Active Sourcing kann aber auch Nachteile für die Unternehmen mit sich bringen. Falls die Recherche auf den Lebenslaufplattformen oder in Karrierenetzwerken nicht gründlich durchgeführt wurde, kann dies negative Auswirkungen auf das Image des Unternehmens haben. Viele potenzielle Kandidaten fühlen sich belästigt und sind genervt, wenn sie Anfragen erhalten, die nicht zu ihren Qualifikationen, Fertigkeiten und vor allem Interessen passen. Auch wenn Nachrichten an den Bewerber nicht personalisiert werden, besteht die Möglichkeit, dass das Unternehmen negativ wahrgenommen wird – nicht personalisierte E-Mails vermitteln den Eindruck einer Massenabfertigung. Der Kandidat wird dann nicht aufgrund seines aussagekräftigen Profils und seiner individuellen Fähigkeiten ausgewählt, sondern eine oberflächliche Suche oder der Algorithmus einer Software haben ihn als geeignet erachtet und als Treffer identifiziert. Unternehmen präsentieren sich so nicht als gute Arbeitgeber und können ihrem Image sogar schaden. Die Folge kann sein, dass sich Jobsuchende auch bei [16]möglicherweise sehr gut passenden Stellen oder Angeboten bei diesen Unternehmen in der Zukunft nicht mehr bewerben werden.

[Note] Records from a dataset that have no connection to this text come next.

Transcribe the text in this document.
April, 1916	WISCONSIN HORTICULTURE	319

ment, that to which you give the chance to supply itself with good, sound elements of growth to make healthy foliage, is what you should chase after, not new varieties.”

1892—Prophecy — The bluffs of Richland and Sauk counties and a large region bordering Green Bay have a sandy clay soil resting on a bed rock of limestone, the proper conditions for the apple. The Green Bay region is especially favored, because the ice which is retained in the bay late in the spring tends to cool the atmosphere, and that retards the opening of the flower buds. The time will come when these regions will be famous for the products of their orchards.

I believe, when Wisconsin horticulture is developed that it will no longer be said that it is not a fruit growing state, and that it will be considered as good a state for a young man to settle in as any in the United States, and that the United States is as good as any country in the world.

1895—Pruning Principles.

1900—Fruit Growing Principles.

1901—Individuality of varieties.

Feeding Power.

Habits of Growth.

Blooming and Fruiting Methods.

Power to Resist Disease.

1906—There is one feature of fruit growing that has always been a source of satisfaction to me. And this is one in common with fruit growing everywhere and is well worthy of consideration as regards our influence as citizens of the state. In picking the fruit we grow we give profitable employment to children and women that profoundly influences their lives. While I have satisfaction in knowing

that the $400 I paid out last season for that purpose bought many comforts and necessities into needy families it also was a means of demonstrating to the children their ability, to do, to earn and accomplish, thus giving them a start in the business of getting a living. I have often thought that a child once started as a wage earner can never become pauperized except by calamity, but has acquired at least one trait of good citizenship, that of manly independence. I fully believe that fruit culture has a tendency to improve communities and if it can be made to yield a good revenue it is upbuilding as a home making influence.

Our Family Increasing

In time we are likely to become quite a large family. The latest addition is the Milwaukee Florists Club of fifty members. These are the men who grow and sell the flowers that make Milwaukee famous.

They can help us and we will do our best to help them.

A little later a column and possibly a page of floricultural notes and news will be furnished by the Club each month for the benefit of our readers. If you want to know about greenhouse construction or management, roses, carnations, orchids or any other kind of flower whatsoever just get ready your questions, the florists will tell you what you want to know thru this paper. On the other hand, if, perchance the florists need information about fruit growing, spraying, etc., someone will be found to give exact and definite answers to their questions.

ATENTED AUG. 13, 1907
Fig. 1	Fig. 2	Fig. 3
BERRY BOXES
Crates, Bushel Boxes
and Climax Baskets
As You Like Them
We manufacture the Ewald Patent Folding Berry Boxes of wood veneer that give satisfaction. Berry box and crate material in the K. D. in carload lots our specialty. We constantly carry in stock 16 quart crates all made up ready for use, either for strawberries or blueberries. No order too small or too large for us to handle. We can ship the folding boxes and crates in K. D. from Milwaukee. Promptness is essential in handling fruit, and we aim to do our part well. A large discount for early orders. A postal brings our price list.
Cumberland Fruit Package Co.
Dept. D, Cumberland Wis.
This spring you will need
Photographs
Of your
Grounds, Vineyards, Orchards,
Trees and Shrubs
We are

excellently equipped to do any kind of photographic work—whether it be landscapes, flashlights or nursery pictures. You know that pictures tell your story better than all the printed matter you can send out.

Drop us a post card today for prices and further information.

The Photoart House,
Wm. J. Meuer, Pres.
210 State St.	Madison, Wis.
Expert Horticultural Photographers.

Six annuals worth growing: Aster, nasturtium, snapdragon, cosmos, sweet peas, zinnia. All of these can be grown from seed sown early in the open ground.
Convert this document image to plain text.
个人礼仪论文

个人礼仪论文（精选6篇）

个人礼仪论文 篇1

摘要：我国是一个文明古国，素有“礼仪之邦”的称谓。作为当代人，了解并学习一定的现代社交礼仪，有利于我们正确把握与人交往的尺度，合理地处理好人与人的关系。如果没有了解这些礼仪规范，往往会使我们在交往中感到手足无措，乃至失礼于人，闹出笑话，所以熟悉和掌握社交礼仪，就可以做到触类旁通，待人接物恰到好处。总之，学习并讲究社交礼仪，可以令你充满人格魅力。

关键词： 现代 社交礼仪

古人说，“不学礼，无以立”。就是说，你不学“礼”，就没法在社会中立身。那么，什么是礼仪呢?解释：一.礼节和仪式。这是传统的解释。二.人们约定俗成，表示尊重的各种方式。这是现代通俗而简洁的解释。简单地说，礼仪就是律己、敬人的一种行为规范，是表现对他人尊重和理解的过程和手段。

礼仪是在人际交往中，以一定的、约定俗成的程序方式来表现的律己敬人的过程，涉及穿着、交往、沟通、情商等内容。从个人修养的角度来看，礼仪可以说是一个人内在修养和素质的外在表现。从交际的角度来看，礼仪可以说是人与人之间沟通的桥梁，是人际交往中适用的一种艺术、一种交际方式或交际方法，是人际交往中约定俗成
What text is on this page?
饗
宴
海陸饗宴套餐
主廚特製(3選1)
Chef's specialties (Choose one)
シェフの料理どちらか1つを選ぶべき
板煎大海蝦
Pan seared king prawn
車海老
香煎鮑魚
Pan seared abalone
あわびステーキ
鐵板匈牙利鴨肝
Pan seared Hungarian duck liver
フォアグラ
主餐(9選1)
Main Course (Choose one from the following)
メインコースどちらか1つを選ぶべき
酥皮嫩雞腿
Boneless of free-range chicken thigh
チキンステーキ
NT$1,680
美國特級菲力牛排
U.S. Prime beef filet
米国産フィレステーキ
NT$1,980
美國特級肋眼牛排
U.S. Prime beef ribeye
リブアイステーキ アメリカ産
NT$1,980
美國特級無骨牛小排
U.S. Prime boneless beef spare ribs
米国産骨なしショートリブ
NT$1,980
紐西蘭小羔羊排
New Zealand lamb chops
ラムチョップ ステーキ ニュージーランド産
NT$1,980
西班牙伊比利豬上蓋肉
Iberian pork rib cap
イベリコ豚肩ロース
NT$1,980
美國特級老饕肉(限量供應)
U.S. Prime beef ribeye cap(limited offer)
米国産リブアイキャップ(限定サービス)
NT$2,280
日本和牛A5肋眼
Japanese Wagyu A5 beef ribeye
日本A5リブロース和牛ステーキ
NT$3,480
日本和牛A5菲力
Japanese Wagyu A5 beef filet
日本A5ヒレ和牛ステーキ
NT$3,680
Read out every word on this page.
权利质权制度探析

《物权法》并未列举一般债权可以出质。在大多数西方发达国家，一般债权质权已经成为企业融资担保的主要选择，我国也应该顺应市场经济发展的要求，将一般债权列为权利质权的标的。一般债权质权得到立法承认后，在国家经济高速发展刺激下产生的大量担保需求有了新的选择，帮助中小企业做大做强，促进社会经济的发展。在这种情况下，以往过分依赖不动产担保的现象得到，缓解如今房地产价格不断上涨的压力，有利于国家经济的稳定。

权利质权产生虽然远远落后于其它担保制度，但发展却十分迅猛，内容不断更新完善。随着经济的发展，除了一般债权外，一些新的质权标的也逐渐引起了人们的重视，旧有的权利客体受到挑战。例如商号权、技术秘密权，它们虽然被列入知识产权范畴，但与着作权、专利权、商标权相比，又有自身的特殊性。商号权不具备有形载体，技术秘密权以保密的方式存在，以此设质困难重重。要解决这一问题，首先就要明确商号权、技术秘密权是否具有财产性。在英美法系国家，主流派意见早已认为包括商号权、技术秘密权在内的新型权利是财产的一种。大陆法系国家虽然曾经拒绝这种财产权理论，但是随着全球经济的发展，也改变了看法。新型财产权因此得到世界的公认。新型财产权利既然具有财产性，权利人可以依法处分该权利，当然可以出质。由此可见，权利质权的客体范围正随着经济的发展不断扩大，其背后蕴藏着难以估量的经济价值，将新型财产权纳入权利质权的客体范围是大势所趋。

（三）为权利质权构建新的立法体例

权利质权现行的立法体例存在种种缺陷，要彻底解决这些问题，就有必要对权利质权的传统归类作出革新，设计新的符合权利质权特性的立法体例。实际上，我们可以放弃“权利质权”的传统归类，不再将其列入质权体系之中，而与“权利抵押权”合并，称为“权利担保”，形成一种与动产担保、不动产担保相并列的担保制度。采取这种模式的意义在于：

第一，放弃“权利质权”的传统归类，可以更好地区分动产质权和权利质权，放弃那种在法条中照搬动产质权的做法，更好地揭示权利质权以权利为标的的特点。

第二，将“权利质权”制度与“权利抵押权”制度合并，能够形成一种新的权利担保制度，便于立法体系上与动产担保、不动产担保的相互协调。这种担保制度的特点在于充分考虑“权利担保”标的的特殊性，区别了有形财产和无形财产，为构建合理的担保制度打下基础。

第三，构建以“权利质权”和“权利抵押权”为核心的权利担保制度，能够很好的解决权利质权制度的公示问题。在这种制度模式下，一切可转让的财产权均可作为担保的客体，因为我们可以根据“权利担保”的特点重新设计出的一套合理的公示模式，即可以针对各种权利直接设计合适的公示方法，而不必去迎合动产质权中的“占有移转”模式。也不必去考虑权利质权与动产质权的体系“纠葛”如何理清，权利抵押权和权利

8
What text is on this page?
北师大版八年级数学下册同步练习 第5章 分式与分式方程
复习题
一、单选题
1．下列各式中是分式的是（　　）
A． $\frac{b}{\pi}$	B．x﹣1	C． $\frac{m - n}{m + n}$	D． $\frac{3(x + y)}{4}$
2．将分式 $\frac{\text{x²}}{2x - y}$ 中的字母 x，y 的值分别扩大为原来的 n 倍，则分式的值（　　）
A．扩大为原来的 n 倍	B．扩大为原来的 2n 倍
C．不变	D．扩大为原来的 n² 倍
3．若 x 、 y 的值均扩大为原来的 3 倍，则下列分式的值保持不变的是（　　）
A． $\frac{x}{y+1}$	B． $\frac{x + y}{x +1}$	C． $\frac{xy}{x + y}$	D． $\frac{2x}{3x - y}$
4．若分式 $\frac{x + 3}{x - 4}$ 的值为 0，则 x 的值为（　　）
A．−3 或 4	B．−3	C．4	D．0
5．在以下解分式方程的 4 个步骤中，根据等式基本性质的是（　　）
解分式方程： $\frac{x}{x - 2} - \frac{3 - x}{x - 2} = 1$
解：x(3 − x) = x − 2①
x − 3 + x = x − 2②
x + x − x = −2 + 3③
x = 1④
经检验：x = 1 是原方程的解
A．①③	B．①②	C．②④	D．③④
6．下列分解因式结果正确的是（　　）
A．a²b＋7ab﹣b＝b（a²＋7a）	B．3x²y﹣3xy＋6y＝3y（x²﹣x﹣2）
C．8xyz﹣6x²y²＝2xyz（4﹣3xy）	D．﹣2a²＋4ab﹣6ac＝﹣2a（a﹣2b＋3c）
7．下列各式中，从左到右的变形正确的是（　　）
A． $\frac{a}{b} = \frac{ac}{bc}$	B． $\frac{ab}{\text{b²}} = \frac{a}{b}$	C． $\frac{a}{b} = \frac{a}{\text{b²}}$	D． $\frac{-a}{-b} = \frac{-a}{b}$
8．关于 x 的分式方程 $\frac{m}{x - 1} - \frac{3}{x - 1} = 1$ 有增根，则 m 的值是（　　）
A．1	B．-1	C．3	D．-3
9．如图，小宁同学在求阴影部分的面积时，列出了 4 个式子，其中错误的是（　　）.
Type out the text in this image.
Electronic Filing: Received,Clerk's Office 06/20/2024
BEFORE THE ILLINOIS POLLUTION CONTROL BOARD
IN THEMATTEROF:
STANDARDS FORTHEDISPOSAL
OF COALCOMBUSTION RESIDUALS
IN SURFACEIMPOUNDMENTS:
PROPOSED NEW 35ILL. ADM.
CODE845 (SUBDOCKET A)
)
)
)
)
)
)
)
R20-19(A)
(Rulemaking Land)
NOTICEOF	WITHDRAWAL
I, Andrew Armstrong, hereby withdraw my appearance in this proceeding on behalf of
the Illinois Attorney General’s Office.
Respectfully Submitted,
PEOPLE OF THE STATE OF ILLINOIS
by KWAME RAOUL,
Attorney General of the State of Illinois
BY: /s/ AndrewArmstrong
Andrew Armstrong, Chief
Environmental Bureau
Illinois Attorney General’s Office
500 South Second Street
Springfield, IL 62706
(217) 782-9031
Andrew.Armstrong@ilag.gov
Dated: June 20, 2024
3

Obwohl die Erstauswahl von Kandidaten mittels Active Sourcing schnell durchgeführt werden kann, ist die Recherche nach den tatsächlichen Fähigkeiten und Potenzialen zeitlich immer noch sehr aufwendig und bringt so oft sogar höhere Kosten mit sich.
Insgesamt überwiegen bei einer gewissenhaften Recherche und der professionellen Kontaktaufnahme mit Kandidaten jedoch die Vorteile. Der Aufwand für Unternehmen ist überschaubar, insbesondere da Stellenanzeigen in guten Printmedien und digitalen Jobportalen nicht gerade günstig sind.